Russians soldiers guarded the huts.  "Can I speak to one of the lads from Ukraine or Moldova?" I asked, hoping that the conscript would not find my accent too foreign and take me for a relative of one of the builders.  A few moments later, a thin man with a moustache came out.  We sat on a bench a few yards from the huts.  He introduced himself as Georgy Tatar from Moldova, on the border with Romania.  He did not run away when he learnt that I was in fact a British correspondent.

"There are hundreds of men working here," he said quietly.  "It's like in ancient Egypt.  I came from my village because I could not feed my wife and kids.  I was promised $400 a month but I have been working here for two months and I still have not been paid.  I manage to eat by borrowing money from the other lads."

Mr Tatar said foreign workers from countries such as Czechoslovakia were paid properly and put up in hotels but men from former Soviet republics that the Russians call the "near abroad" were treated worse.  "We just change our clothes in these huts.  At night, we are bussed out to a barracks at Teply Stan [on the edge of Moscow]. We sleep 12 to a room.
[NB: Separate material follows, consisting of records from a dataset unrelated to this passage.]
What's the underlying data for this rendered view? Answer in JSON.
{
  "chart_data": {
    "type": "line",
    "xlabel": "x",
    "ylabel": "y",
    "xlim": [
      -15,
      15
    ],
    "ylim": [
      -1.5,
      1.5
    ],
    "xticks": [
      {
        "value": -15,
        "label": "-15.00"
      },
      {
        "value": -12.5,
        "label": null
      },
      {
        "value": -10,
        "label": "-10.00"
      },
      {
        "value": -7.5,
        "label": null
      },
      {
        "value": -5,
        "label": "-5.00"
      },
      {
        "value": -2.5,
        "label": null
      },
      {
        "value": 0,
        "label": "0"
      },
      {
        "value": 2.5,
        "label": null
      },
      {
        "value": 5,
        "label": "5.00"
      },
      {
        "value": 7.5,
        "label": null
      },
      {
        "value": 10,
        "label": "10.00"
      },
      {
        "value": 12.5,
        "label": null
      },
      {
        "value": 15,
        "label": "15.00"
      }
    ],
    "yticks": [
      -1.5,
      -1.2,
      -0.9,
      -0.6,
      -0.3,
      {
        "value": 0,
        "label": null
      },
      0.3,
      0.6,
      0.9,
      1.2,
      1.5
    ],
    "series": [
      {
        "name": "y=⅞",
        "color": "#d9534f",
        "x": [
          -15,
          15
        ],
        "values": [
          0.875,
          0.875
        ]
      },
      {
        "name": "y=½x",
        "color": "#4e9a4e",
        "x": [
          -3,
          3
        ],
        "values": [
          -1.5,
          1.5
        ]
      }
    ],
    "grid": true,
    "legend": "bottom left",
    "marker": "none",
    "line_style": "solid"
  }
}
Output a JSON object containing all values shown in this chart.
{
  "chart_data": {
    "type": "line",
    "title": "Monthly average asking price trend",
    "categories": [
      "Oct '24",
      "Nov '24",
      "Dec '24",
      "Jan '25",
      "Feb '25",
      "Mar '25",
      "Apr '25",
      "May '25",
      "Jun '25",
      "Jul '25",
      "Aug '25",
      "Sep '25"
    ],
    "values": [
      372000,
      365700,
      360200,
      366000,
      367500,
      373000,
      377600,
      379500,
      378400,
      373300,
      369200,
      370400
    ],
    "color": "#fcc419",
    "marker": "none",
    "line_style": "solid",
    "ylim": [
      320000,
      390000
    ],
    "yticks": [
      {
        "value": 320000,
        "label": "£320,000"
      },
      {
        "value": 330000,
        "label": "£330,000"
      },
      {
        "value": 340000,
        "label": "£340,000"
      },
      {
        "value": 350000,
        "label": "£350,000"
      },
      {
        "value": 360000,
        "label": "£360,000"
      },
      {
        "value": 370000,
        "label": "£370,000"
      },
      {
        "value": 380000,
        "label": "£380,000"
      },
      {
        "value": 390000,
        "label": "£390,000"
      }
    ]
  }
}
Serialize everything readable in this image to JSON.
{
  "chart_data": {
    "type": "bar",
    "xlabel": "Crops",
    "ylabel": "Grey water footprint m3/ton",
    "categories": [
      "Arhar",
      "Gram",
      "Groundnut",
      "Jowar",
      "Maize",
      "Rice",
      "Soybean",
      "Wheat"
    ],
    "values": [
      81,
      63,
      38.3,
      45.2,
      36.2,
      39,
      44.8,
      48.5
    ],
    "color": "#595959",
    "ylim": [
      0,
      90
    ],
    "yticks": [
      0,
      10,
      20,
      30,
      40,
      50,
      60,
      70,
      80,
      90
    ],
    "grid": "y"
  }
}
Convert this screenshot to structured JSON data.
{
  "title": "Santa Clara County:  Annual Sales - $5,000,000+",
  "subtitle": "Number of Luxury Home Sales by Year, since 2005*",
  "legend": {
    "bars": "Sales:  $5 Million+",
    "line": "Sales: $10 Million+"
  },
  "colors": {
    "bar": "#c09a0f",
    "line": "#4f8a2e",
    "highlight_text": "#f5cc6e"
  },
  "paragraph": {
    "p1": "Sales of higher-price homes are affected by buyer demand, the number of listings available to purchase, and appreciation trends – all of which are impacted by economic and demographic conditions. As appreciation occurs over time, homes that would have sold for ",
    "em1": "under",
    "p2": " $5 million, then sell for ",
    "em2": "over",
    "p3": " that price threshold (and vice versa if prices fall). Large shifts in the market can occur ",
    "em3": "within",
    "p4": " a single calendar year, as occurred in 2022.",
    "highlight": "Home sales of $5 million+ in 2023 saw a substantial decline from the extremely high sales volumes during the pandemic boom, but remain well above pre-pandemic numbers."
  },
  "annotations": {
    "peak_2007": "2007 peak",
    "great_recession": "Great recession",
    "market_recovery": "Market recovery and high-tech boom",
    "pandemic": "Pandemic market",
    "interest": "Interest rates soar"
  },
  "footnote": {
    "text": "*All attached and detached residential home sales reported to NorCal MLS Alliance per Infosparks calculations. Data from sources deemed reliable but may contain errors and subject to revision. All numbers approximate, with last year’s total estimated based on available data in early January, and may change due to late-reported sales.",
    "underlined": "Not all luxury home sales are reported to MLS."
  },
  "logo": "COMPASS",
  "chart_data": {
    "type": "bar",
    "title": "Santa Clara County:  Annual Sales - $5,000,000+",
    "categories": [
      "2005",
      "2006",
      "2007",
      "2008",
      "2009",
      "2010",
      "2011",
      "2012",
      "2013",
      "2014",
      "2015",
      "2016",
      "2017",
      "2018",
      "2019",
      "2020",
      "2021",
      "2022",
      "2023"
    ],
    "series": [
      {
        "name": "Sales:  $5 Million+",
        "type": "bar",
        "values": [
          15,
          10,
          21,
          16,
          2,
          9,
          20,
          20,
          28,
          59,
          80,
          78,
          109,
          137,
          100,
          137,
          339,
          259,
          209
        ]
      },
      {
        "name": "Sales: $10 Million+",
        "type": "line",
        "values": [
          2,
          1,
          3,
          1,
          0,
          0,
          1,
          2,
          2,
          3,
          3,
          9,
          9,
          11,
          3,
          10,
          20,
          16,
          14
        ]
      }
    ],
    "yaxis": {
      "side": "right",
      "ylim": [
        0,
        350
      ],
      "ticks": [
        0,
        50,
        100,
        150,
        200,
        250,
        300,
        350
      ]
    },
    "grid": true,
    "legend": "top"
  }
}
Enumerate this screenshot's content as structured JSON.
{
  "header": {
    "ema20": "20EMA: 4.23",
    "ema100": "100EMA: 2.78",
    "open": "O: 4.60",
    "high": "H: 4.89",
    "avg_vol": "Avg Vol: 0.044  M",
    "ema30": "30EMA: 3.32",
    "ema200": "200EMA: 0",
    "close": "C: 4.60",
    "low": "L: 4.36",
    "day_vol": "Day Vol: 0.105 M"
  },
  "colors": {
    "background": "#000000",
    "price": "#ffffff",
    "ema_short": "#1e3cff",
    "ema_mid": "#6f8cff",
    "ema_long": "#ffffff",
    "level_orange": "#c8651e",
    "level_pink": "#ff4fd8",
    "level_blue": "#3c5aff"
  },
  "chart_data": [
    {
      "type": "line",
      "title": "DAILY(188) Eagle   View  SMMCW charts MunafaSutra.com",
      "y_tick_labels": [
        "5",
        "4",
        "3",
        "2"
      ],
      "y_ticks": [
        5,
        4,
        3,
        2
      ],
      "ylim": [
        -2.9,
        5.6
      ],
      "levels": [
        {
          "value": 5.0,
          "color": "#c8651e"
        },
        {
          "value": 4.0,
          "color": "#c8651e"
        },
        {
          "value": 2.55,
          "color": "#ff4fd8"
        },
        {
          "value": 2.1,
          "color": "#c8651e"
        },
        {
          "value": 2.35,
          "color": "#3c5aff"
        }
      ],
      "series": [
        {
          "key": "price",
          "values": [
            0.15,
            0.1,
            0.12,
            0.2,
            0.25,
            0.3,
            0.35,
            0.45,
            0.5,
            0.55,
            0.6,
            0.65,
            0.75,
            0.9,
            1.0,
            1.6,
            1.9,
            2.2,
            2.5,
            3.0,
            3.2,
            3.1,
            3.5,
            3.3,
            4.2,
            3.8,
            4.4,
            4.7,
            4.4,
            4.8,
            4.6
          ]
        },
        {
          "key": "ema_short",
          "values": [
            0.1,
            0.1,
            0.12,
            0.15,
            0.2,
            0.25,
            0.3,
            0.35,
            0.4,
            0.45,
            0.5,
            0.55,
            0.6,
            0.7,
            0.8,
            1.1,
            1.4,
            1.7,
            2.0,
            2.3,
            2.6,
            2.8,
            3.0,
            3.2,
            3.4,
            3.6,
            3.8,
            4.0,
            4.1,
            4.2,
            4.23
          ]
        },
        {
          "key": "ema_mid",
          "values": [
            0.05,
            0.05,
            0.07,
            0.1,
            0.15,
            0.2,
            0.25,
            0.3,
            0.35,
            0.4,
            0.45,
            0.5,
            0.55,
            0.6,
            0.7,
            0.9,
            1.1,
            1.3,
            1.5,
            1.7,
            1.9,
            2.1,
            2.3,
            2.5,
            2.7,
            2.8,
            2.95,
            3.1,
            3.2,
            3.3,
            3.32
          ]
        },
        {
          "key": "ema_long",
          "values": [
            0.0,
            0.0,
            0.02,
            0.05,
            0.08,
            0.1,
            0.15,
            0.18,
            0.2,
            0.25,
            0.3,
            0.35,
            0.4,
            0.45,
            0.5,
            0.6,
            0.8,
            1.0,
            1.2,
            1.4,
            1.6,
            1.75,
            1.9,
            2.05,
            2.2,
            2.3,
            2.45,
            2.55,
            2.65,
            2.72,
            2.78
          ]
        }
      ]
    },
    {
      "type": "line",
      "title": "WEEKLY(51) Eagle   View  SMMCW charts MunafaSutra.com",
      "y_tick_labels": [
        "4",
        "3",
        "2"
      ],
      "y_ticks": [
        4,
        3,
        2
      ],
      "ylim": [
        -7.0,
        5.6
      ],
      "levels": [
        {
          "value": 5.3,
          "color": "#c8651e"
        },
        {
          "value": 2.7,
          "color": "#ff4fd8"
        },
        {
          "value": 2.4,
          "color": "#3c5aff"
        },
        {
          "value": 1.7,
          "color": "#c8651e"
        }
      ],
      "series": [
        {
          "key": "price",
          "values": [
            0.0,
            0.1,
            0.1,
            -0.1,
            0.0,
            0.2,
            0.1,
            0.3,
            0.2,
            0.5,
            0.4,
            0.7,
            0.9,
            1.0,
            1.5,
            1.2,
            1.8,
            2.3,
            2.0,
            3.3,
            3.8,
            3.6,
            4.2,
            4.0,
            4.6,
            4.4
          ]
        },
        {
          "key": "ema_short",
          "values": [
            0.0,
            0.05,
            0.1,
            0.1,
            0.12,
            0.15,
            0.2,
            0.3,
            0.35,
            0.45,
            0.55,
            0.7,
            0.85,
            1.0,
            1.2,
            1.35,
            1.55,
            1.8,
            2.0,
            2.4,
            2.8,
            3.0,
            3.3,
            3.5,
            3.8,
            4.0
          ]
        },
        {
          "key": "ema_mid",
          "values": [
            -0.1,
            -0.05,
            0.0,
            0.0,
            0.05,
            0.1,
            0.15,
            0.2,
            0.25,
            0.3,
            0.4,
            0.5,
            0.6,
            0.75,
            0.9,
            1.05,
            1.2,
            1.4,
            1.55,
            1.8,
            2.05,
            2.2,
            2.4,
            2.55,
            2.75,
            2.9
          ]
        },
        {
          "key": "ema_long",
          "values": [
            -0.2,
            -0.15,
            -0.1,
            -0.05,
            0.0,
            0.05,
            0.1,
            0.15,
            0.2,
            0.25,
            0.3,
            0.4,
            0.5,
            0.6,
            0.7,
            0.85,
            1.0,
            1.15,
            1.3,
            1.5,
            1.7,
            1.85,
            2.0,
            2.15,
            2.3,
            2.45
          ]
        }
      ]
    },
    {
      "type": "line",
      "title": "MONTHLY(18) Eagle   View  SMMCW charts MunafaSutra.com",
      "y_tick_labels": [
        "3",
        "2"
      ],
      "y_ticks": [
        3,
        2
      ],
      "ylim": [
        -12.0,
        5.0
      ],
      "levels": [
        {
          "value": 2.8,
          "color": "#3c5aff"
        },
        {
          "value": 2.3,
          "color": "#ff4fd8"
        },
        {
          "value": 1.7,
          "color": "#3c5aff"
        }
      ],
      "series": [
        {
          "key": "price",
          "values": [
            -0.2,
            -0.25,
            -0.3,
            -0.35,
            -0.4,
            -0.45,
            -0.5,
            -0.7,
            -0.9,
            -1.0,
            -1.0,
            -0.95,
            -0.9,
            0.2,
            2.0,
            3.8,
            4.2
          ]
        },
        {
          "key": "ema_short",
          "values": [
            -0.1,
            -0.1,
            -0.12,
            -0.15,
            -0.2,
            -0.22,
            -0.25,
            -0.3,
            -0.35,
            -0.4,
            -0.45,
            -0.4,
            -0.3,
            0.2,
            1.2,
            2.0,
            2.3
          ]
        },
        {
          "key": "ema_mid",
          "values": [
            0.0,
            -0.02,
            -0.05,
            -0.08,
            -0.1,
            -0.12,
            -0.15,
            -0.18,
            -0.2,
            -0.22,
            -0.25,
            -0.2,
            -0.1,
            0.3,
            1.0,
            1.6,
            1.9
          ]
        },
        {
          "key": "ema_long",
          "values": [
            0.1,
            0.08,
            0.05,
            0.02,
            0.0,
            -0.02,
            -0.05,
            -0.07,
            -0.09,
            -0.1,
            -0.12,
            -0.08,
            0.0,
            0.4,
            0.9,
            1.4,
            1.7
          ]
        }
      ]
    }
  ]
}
"You don't need to be afraid of the soldiers.  They're just from the stroibat," he added.  He was referring to a unit of the Russian army that is reserved for the lowest of the low, including those who refuse to bear arms.  They are indeed slaves, spending their two years of compulsory military service building roads and working on other construction projects for nothing more than cigarette money.

"Are you free?" I asked Mr Tatar, tentatively.  "I mean, do you have a passport, can you leave any time you want?"  He put his hand in his jacket and pulled out his documents.

"In theory, yes," he said, "I am free.  But I have no money for a ticket home.  My wife and children do not want to see me empty-handed.  So I must go on building Yeltsin's castle.  I hope one day they will pay me."